UK property prices set to rise 2.5% in 2019
Property prices could rise by up to 2.5% next year according to new research.
And the longer forecast predicted as part of a market report from agents Strutt & Parker includes an 18% growth projection from 2018 to 2022 with the number of viewers and buyers set to gradually increase.
However, the forecast for prime central London real estate could sit around the 2% growth mark for houses in 2019 as a best-case scenario, with a worst-case scenario suggesting a 5% price fall. However, capital regions including Notting Hill have been highlighted as potential growth zones that could buck any slow-down trend across the city.
Stephanie McMahon, head of research at Strutt & Parker said: “Substantial economic and political uncertainty remains both nationally and globally and this does not look likely to change any time soon. The likely outcome of Brexit negotiations remains extremely unclear, with the potential for this uncertainty to continue longer than we hoped for.

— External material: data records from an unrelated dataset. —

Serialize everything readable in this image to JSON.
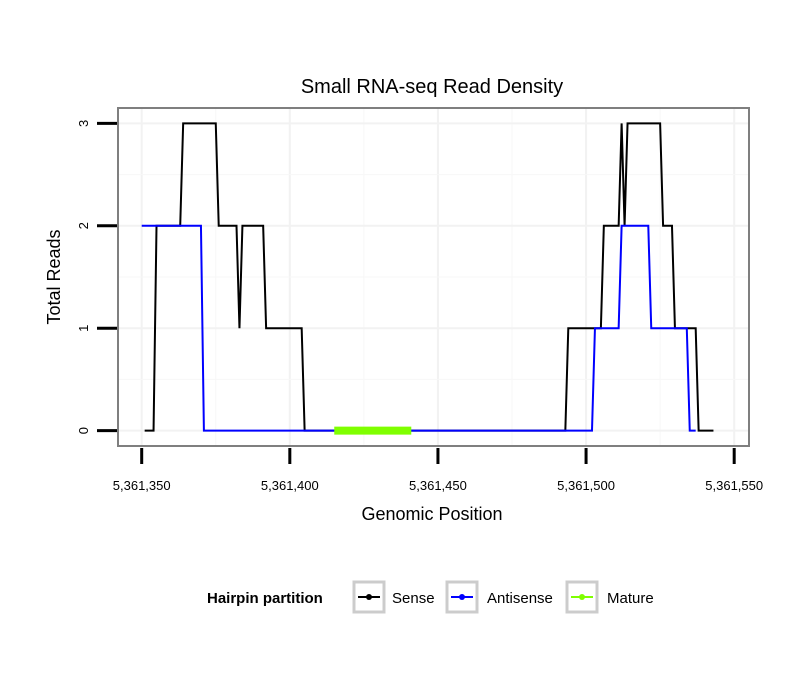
{
  "chart_data": {
    "type": "line",
    "title": "Small RNA-seq Read Density",
    "xlabel": "Genomic Position",
    "ylabel": "Total Reads",
    "xlim": [
      5361342,
      5361555
    ],
    "ylim": [
      -0.15,
      3.15
    ],
    "x_ticks": [
      5361350,
      5361400,
      5361450,
      5361500,
      5361550
    ],
    "x_tick_labels": [
      "5,361,350",
      "5,361,400",
      "5,361,450",
      "5,361,500",
      "5,361,550"
    ],
    "y_ticks": [
      0,
      1,
      2,
      3
    ],
    "y_tick_labels": [
      "0",
      "1",
      "2",
      "3"
    ],
    "grid": true,
    "legend": {
      "title": "Hairpin partition",
      "position": "bottom",
      "entries": [
        "Sense",
        "Antisense",
        "Mature"
      ]
    },
    "series": [
      {
        "name": "Sense",
        "color": "#000000",
        "points": [
          [
            5361351,
            0
          ],
          [
            5361354,
            0
          ],
          [
            5361355,
            2
          ],
          [
            5361363,
            2
          ],
          [
            5361364,
            3
          ],
          [
            5361375,
            3
          ],
          [
            5361376,
            2
          ],
          [
            5361382,
            2
          ],
          [
            5361383,
            1
          ],
          [
            5361384,
            2
          ],
          [
            5361391,
            2
          ],
          [
            5361392,
            1
          ],
          [
            5361404,
            1
          ],
          [
            5361405,
            0
          ],
          [
            5361493,
            0
          ],
          [
            5361494,
            1
          ],
          [
            5361505,
            1
          ],
          [
            5361506,
            2
          ],
          [
            5361511,
            2
          ],
          [
            5361512,
            3
          ],
          [
            5361513,
            2
          ],
          [
            5361514,
            3
          ],
          [
            5361525,
            3
          ],
          [
            5361526,
            2
          ],
          [
            5361529,
            2
          ],
          [
            5361530,
            1
          ],
          [
            5361537,
            1
          ],
          [
            5361538,
            0
          ],
          [
            5361543,
            0
          ]
        ]
      },
      {
        "name": "Antisense",
        "color": "#0000ff",
        "points": [
          [
            5361350,
            2
          ],
          [
            5361370,
            2
          ],
          [
            5361371,
            0
          ],
          [
            5361502,
            0
          ],
          [
            5361503,
            1
          ],
          [
            5361511,
            1
          ],
          [
            5361512,
            2
          ],
          [
            5361521,
            2
          ],
          [
            5361522,
            1
          ],
          [
            5361534,
            1
          ],
          [
            5361535,
            0
          ],
          [
            5361537,
            0
          ]
        ]
      },
      {
        "name": "Mature",
        "color": "#7fff00",
        "points": [
          [
            5361415,
            0
          ],
          [
            5361441,
            0
          ]
        ]
      }
    ]
  }
}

“In London, we expect to see stagnant prices of further negative growth in the final stage of 2018 with the possibility of further price decreases continuing into 2019.
“Beyond 2019 it is extremely difficult to forecast the market with any certainty and we would expect some bounce back once more stability has returned. The fundamentals of the UK economy remain broadly positive, with sentiment remaining cautious.”

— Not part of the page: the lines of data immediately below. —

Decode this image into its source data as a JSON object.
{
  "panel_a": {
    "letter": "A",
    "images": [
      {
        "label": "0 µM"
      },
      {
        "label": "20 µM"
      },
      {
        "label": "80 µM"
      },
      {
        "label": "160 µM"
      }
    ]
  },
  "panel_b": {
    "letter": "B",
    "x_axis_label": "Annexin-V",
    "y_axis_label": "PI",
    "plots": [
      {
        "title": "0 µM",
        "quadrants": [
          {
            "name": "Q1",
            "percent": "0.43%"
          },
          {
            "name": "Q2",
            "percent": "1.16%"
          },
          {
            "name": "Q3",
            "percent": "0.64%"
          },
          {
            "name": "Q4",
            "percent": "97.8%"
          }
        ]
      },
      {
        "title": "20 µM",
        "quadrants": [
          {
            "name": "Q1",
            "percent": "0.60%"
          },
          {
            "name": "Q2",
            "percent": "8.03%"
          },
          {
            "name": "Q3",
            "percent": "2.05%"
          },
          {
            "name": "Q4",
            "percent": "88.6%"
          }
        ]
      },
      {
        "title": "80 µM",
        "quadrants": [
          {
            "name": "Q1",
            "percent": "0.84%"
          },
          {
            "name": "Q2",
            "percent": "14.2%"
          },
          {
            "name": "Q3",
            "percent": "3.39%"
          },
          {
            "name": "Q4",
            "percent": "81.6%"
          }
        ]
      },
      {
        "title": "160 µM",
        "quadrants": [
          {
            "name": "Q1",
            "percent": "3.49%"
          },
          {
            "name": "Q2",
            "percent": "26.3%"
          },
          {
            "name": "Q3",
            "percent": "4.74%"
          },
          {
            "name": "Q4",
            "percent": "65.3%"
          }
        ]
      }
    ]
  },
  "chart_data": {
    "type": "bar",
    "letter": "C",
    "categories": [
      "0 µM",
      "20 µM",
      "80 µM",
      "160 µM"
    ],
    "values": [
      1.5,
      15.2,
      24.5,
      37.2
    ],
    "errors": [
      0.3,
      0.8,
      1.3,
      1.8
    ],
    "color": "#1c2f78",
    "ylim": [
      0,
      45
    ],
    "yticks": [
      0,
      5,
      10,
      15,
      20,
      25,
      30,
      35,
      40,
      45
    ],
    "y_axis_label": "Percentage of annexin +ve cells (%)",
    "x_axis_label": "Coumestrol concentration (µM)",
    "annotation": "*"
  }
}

This research from Strutt & Parker is in-line with previous market forecasts including from estate agents Savills which predicted a 14.8% house price rise over the next half-decade.

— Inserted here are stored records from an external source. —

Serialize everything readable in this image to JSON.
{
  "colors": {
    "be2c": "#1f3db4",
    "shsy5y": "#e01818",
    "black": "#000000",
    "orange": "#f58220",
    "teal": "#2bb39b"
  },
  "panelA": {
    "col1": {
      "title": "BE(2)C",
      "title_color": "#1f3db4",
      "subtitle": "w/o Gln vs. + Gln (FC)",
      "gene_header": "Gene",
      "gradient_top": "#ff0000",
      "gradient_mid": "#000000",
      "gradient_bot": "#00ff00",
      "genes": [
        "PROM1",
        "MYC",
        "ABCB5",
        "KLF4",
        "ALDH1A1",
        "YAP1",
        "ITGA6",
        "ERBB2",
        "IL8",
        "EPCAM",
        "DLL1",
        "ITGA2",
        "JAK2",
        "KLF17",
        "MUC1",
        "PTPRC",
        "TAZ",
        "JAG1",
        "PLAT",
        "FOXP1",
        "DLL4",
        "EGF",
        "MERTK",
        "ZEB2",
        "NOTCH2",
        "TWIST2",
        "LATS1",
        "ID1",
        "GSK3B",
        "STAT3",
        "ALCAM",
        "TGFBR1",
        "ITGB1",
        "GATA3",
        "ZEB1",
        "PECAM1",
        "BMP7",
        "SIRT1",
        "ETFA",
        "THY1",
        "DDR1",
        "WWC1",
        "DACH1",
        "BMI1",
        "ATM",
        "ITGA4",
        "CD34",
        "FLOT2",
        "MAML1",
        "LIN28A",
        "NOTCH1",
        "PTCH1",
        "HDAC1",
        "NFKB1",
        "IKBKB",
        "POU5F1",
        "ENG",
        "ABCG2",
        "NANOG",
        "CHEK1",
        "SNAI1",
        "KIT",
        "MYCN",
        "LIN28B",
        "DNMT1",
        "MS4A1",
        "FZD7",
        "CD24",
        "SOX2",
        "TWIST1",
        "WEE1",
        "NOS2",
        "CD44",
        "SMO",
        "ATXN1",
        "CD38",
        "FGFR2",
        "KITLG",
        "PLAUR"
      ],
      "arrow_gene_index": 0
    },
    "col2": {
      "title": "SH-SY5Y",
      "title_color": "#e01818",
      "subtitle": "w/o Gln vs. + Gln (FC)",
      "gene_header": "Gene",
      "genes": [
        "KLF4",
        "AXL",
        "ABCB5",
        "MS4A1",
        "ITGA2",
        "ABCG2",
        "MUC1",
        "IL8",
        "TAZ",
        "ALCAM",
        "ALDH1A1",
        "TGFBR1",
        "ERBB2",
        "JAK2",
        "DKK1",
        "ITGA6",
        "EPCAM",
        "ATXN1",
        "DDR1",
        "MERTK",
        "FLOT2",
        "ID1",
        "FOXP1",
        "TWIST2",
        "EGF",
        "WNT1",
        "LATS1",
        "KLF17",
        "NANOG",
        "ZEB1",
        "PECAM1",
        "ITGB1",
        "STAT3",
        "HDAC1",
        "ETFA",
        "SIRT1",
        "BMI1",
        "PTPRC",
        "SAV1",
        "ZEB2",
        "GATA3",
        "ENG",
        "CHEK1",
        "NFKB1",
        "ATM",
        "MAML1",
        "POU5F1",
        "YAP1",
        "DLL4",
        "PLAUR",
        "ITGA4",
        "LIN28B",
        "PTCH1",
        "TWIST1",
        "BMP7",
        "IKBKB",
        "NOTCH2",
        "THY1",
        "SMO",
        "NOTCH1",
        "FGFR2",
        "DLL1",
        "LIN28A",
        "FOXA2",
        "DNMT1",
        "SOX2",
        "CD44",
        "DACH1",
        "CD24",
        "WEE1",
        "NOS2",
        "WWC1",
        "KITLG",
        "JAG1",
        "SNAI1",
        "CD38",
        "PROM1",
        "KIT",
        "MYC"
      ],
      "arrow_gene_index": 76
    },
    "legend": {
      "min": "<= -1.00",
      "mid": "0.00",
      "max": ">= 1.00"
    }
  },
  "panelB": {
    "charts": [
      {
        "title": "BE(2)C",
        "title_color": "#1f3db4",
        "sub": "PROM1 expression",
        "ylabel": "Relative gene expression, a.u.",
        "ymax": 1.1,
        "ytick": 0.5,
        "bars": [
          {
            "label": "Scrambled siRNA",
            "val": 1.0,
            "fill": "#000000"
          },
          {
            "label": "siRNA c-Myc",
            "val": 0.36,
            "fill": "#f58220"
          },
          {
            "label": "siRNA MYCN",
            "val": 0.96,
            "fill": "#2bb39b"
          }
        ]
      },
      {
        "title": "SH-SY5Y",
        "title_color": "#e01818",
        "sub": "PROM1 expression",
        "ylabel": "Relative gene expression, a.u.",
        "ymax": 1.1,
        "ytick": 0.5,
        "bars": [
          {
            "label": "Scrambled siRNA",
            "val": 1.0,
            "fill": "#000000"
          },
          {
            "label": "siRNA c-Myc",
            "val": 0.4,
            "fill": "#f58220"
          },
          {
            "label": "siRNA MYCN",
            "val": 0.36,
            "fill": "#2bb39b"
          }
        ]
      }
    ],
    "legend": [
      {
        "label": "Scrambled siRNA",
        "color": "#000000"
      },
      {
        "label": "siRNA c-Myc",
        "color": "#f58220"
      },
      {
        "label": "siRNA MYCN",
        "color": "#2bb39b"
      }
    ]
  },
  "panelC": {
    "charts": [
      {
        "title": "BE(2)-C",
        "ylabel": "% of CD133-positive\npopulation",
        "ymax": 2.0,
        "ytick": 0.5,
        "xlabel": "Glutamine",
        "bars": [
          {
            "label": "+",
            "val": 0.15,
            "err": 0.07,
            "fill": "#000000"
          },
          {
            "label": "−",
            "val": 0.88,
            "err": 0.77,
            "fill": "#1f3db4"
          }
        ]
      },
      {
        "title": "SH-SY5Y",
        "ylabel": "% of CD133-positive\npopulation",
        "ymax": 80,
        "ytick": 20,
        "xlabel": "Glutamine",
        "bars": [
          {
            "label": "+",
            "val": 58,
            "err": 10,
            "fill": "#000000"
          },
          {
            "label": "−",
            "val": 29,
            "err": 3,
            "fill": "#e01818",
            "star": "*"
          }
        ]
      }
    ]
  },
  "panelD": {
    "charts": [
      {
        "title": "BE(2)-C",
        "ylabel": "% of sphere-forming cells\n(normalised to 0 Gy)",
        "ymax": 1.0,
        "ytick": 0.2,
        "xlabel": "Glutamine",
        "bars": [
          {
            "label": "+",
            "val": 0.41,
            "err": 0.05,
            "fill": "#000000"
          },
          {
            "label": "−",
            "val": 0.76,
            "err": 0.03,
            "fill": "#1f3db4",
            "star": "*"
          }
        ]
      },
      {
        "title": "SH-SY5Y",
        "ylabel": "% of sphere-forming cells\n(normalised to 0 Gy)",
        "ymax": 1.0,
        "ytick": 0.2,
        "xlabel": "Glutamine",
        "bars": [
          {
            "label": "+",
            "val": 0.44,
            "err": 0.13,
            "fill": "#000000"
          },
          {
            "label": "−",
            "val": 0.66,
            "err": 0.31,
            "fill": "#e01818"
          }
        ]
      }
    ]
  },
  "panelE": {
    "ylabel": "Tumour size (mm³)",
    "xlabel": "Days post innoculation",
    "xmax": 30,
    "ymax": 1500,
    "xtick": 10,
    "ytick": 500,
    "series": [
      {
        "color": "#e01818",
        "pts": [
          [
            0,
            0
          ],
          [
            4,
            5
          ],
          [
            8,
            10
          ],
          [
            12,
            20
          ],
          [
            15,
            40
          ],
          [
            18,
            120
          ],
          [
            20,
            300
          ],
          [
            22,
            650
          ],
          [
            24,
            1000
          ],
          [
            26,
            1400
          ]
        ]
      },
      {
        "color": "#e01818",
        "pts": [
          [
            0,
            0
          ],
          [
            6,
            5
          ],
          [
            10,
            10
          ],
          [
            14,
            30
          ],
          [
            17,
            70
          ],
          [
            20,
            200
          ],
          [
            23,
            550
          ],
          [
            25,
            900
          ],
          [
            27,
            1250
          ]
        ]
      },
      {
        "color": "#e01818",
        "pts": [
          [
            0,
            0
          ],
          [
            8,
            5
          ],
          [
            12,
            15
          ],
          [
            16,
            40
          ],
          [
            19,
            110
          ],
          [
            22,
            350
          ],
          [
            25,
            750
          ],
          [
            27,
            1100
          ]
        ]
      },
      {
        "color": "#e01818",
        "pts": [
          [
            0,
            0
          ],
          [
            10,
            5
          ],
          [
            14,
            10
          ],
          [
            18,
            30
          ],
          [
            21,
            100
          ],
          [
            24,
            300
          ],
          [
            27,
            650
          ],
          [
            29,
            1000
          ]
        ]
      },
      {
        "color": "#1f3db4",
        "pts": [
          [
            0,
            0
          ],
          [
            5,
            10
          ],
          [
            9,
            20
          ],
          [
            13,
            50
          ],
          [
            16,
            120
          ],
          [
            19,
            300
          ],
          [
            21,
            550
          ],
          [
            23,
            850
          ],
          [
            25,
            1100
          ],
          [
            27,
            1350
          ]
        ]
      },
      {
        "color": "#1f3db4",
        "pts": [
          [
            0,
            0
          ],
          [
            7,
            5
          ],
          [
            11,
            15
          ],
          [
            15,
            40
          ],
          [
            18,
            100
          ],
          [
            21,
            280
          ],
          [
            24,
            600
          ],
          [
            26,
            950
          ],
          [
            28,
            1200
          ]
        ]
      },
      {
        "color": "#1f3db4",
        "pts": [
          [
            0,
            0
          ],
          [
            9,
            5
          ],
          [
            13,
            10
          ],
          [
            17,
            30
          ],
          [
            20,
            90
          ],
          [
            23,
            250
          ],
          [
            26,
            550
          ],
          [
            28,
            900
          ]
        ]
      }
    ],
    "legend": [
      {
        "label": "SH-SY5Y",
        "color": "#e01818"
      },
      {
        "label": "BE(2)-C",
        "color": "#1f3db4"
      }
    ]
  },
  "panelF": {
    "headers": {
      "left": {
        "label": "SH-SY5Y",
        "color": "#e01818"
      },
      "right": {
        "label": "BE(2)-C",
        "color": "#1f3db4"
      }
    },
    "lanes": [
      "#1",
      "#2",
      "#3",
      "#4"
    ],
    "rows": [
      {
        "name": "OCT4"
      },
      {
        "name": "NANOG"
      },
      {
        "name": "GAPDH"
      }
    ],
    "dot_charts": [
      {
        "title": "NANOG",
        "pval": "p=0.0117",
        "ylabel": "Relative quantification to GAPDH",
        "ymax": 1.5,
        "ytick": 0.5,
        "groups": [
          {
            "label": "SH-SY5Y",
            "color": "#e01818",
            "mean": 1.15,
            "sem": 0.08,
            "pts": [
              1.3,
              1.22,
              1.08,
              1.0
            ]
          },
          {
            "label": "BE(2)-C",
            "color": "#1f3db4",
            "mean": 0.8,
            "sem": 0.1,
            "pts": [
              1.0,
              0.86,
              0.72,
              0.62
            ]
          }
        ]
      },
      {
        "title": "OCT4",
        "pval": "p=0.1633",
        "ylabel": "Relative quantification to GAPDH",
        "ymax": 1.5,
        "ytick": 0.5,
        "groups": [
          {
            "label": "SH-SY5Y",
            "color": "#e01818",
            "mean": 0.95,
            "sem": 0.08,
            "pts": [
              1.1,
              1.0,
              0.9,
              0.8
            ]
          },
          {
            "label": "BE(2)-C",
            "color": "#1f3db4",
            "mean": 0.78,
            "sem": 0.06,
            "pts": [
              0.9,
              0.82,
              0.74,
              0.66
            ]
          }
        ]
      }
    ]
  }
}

Savills’ report forecast wild variations in growth by region with the most aggressive rises expected in the North West (21.6%) and Yorkshire & Humberside (20.5%). Wales and the East & West Midlands are also set to see +19% price growth.
However, the South East and London will pull back the overall average growth with forecast growth at just 9.3% and 4.5% respectively.
Current levels of affordability are playing a huge part in price growth across UK regions. London and the South have seen more stunted growth over the last two years in particular as asking prices reach an affordability limit for prospective buyers. Elsewhere, particularly in the North West where prices started from a cheaper and highly affordable position, prices have far more room to grow which is supporting and sustaining high growth.